I got up relatively early considering its Saturday. This was so I could drive to a bike shop some distance away with an old Post Office bike we found dumped - a few years ago - and get an assessment of what it would take to restore it to a useable condition. The guy took one look and said that there was no way he could do anything. So it's down to me to try to source parts for it, and do the work myself.
S and I weighed ourselves. She's lost more than me, quel suprise!
Then we went shopping at Sainsburys and spent a hundred quid.
Despite the diplomatic language, Condoleeza Rice's comments are the latest in a long campaign to intimidate Iran. I suspect that the US want far more than the mere removal of a nuclear programme. The US want an internal revolt and the return to a west-friendly regime in the country. Rice's comments will serve to help bring about this end; US threats will create fear within Iran, which has already began to dispense with reforms it had previously introduced, with moderates being undermined. Rice's threats will help those in Iran who want to take a hardline against the west, and those who oppose tenative reforms.
Then of course the US will use the fact of this backsliding towards dictatorship as a reason for more intervention, sanctions, and eventually bombing and intervention. Somewhere down the line a prosperous and powerful nation will have been turned into another Iraq, broken and impoverished, ready to be invaded and occupied, if necessary, if internal dissent hasn't produced a civil war in the mean time.
Rice is now giving out warnings, just days after it was reported that the US had no intention of invading Iran (with the "for now" comment included in only some reports). She is now warning that the patience of the Bush administration was not unlimited. Clearly not! She added "we believe this is the time for diplomacy", there was "no deadline" and "no timeline" and said a "diplomatic solution is in our grasp". "It is obvious that, if Iran cannotbe made to live up to its international obligations, the IAEA statutes suggest Iran would have to be referred to the UNSC." A repeat of the long campaign against Iraq.
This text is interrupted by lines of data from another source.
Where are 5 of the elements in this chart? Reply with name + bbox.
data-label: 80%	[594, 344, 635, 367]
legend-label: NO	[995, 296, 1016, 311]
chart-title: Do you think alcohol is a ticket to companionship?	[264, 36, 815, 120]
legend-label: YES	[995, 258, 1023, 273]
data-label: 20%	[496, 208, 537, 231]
But what about Saudi Arabia? Its election on the 10th allowed no females to vote, and no female candidates to stand. Men will be electing only half of the members to local councils and the rest will be appointed by the Royal family.
All key ministerial posts are held by crown princes and the unelected parliament's role is purely consultative. Less than one third of those eligible to vote have actually registered, and there are no political parties mainly businessmen engaged in self -promotion. Anyone suggesting a change to this system is barred from standing, arrested, imprisoned, and probably tortured using British-made equipment. Marvellous!
When are we going to bring democracy to this oppressive Arab dictatorship then?
So far the US have failed to condemn these elections. They wouldn't dare, knowing full well that if the Saudis wanted to - they could cause US prosperity to collapse overnight.